Nie był to najlepszy rok dla polskiego boksu zawodowego. Ale jest kilku zadowolonych. Na pewno jest w tym gronie Maciej Sulęcki, który po emocjonującej walce pokonał w Newark Jacka Culcaya, byłego mistrza świata amatorów oraz zawodowców i otworzył sobie szeroko drzwi do sławy i znacznie większych niż dotychczas pieniędzy.

O tym, że Sulęcki ma papiery nawet na mistrza świata mówiłem i pisałem już prawie pięć lat temu, gdy wygrywał swój pojedynek z Robertem Świerzbińskim na Polsat Boxing Night w gdańskiej Ergo Arenie. W jego narożniku stał wtedy Andrzej Gmitruk. I o ile dobrze pamiętam, mało kto w moje słowa wierzył.

A dziś Sulęcki jest o krok od mistrzowskiej walki w wadze junior półśredniej, musi tylko wyleczyć kontuzję i pokonać urodzonego w Armenii obywatela USA, Vanesa Martirosjana.
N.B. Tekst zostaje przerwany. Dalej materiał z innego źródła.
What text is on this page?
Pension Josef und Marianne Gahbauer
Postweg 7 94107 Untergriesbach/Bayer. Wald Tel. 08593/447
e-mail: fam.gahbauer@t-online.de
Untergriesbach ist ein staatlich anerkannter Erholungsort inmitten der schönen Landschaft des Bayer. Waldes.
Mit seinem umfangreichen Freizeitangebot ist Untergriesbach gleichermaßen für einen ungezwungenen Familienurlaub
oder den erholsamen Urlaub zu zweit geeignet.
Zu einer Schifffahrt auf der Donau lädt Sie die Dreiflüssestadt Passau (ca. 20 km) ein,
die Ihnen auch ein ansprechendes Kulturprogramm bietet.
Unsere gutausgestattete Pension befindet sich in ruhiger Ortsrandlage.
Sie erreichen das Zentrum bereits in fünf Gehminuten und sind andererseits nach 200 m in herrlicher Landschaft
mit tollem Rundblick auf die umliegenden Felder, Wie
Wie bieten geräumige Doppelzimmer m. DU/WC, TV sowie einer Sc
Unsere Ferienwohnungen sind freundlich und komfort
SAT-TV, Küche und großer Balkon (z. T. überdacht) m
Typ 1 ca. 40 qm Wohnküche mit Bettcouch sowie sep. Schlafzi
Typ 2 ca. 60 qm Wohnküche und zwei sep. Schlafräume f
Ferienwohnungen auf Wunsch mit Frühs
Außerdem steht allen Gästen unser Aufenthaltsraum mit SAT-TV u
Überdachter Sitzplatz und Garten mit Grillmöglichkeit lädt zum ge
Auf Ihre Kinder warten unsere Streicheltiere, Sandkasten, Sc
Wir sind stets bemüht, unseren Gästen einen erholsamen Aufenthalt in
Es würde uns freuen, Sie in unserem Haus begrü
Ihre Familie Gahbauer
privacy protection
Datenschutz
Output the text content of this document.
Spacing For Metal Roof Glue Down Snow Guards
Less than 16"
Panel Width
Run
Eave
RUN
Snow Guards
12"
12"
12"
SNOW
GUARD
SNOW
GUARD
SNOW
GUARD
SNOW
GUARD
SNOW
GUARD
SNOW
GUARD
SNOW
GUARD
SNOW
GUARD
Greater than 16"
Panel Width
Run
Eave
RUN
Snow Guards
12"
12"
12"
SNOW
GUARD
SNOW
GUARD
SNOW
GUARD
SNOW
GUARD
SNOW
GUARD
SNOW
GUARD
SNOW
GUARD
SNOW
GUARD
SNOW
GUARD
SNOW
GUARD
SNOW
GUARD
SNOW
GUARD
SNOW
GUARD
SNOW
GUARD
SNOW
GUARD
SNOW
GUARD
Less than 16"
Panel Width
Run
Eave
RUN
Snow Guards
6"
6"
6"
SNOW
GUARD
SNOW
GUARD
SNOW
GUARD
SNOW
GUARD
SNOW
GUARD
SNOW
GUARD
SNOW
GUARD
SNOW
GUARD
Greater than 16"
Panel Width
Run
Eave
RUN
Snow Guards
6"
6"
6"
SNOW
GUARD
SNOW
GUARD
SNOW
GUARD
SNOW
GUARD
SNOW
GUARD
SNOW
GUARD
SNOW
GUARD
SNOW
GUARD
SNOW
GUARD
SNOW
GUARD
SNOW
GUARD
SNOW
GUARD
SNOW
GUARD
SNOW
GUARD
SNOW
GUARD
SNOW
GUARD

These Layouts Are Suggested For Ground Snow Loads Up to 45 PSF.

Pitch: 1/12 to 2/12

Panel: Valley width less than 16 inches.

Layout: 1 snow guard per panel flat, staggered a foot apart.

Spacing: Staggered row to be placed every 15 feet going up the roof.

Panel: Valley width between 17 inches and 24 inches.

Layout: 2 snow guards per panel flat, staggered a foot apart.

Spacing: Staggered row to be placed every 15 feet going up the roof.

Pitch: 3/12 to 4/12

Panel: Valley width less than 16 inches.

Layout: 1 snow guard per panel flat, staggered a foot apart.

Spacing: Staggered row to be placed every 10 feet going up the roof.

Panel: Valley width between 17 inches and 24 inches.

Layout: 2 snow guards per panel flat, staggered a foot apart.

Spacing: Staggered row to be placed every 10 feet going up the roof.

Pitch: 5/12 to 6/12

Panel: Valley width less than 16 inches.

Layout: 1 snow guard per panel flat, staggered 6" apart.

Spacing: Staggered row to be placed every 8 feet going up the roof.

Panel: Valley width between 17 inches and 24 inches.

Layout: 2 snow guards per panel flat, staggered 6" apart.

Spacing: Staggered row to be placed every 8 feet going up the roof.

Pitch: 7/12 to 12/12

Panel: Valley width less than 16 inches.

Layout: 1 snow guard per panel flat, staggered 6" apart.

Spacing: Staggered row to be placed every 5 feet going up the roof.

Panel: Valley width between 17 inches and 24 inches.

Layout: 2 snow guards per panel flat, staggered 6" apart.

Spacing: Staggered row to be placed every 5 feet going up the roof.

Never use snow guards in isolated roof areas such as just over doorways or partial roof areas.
Tak mówi promotor byłego pięściarza warszawskiej Gwardii Andrzej Wasilewski.

W dobrym nastroju w obliczu Nowego Roku mają prawo być też Michał Syrowatka, który na Wyspach Brytyjskich znokautował w 12 rundzie niepokonanego Robbiego Daviesa Jr, oraz Adam Kownacki po tym jak upokorzył na Long Island Artura Szpilkę. Kownacki w odróżnieniu od Syrowatki ma wytyczoną drogę do celu. 20 stycznia zmierzy się w Nowym Jorku z Gruzinem Kiładze trenowanym przez Freddiego Roacha, a wiosną prawdopodobnie zobaczymy go na Polsat Boxing Night organizowanym przez Mateusza Borka.